Jaran Mellerud, an analyst for Arcane Research, told Cointelegraph that “most publicly listed miners pursue a hodl strategy, doing their best to keep as much they can of their mined Bitcoin.”
“This hodl strategy enables them to serve as Bitcoin investment vehicles for investors who want to own bitcoin indirectly through an investment structure.”
Whit Gibbs, the founder and CEO of Compass Mining, explained to Cointelegraph that “public mining companies definitely have an advantage when it comes to hodling Bitcoin because they have access to the capital markets.”
“They don‘t need to liquidate their Bitcoin in order to buy more machines, increase their rack space, etc. They‘re able to go to the capital markets and get that money to continue to expand. So, they‘re able to hold large positions in Bitcoin.”
Some of the largest miners hold huge amounts of Bitcoin, Gibbs adds, ”it‘s crazy how much some of them are holding.” As published on BitcoinTreasuries, Bitcoin mining company Marathon hold the third-largest amount of Bitcoin among businesses worldwide, right behind Tesla and MicroStrategy.
Since January 2021, miners’ reserves have been steadily increasing, reflective of their HODL strategy. Gibbs suggests that the publicly traded Bitcoin mining companies are “taking more of a bullish approach to Bitcoin.”
“The companies are looking at Bitcoin on their balance sheet as a way to drive up their market valuations.”
Mellerud also understands that Bitcoin mining stocks are increasingly popular in legacy financial markets. “The demand for Bitcoin investment vehicles is high, particularly in the U.S. since the Bitcoin exchange-traded fund market is immature.” The Bitcoin exchange-traded fund (ETF) saga is an Achilles heel to the network, as successive Bitcoin ETF applications have been rejected.

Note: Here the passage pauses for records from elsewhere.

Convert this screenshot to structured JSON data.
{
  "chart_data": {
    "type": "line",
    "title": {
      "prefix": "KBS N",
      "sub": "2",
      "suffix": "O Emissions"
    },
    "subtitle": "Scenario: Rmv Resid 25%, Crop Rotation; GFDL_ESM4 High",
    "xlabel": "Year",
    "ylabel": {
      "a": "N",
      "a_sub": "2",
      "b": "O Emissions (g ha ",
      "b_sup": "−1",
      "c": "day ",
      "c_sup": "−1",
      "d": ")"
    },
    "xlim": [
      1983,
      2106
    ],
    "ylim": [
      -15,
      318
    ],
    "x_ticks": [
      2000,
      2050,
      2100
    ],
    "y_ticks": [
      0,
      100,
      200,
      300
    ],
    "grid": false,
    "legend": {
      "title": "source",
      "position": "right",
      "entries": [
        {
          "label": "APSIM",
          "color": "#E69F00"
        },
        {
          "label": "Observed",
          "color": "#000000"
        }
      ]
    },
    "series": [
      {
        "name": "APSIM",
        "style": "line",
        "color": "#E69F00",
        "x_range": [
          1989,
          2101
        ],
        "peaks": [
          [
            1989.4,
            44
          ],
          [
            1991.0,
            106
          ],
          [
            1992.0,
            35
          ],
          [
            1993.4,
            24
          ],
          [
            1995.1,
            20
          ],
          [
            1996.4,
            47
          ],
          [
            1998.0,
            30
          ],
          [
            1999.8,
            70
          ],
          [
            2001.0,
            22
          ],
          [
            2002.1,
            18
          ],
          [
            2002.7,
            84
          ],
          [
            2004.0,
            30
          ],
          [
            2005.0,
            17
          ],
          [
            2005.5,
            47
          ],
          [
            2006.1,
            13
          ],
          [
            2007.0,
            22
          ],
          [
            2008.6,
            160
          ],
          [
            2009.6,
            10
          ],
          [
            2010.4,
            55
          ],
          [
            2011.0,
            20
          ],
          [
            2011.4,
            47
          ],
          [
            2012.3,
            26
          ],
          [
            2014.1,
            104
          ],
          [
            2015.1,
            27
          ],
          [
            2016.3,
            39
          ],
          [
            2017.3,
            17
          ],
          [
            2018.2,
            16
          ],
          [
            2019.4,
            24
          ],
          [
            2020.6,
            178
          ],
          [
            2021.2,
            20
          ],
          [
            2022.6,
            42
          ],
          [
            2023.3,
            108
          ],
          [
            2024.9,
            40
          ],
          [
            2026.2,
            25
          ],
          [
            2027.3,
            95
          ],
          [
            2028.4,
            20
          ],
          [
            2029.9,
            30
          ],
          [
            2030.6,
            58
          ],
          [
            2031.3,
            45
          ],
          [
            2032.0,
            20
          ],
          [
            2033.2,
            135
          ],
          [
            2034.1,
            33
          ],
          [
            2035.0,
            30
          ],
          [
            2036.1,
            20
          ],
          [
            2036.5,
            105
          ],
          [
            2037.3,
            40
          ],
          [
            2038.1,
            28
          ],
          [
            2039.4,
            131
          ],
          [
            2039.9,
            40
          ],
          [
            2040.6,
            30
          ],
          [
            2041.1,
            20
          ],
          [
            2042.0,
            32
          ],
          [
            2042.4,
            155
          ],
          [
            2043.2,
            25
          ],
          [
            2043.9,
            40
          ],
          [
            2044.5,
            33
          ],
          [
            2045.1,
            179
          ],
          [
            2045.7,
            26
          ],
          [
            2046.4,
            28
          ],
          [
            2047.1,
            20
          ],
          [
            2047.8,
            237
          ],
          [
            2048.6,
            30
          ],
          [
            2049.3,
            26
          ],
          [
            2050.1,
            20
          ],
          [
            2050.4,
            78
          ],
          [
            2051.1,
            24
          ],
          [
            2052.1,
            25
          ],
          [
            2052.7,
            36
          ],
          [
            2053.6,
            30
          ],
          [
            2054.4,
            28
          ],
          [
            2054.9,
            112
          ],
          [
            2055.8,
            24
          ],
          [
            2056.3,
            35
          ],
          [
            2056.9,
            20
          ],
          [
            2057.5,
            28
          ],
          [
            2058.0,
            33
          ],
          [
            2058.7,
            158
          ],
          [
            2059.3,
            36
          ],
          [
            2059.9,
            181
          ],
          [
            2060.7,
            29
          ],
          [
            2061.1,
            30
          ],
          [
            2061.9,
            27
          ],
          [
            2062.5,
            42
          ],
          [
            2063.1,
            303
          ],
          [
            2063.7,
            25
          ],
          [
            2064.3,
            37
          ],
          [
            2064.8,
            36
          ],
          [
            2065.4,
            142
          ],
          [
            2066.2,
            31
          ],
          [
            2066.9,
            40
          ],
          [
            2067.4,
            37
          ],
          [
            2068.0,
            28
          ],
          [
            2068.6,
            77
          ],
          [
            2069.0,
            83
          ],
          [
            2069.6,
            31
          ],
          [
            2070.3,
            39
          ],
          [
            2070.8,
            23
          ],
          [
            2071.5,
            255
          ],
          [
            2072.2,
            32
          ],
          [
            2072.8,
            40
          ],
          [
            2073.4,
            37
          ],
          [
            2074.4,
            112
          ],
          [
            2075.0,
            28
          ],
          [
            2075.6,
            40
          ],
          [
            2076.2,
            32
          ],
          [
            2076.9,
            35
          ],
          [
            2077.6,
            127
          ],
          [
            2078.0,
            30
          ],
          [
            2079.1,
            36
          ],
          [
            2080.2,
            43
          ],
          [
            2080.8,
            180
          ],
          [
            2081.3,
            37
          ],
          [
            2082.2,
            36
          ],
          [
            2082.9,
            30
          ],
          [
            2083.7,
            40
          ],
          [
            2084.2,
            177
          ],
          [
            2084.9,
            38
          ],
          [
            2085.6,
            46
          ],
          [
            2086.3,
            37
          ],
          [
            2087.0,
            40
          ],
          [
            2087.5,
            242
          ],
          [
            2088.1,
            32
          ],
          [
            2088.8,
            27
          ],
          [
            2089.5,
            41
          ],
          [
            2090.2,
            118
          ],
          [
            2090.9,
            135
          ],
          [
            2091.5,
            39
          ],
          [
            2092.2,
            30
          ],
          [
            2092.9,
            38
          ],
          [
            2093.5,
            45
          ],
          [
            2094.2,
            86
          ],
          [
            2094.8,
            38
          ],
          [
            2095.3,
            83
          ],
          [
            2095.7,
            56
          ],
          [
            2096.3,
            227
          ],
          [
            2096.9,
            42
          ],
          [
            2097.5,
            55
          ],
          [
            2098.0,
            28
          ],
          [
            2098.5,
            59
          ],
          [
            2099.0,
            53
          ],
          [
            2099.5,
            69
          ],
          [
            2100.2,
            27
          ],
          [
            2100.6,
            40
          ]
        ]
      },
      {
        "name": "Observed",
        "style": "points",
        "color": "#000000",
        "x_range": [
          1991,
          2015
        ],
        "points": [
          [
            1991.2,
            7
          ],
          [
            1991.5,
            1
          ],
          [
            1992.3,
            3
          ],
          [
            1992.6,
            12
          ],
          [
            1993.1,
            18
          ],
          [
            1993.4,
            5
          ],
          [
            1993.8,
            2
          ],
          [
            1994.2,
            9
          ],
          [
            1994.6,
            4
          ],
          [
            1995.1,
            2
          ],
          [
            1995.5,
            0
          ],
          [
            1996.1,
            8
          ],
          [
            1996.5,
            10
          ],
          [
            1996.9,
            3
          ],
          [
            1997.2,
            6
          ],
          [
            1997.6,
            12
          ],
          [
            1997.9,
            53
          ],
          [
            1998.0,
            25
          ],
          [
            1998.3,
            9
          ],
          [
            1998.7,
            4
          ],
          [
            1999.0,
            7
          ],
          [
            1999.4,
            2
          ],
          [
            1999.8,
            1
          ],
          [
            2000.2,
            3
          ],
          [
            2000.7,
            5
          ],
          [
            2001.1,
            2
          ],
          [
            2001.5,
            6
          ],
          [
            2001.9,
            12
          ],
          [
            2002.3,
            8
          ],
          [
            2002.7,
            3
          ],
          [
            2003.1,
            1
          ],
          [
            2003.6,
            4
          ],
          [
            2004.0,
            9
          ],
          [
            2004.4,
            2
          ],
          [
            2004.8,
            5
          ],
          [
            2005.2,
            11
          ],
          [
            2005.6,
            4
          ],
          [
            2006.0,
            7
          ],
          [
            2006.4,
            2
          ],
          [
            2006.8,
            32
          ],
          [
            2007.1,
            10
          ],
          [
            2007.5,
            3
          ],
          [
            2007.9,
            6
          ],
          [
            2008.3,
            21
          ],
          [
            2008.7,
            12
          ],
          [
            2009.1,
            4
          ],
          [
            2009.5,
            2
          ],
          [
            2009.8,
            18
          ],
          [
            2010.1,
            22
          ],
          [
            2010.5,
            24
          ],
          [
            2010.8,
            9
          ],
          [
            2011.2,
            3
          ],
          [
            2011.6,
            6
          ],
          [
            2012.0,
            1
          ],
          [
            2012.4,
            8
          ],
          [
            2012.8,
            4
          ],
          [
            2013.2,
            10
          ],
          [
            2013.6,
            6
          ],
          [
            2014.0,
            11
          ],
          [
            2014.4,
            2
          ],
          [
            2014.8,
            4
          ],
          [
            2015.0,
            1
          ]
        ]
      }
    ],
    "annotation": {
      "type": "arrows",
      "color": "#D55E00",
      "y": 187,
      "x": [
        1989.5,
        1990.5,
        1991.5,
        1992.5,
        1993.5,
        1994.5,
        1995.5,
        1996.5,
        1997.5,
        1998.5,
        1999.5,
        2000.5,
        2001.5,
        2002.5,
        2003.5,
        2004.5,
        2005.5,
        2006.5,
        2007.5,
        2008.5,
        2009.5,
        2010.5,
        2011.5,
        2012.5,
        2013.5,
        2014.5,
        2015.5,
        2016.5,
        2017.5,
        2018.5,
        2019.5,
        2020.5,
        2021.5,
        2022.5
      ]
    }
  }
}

While market interest for Bitcoin miners swells, Mellerud sums up why the mining business model is attractive and effective, echoing Gibbs‘ comments:
“Miners are some of the biggest Bitcoin bulls out there, and they utilize the highly developed equity and debt markets in the U.S. to raise money to pay for their expansions and operating expenses, allowing them to keep the Bitcoin they mine.”
Bitcoin Miner Hut 8, for example, recently posted record revenues, with its overall BTC holdings surging by 100%. 2022 may not be the year of the bull, but it‘s certainly a good time to publicly mine the orange coin.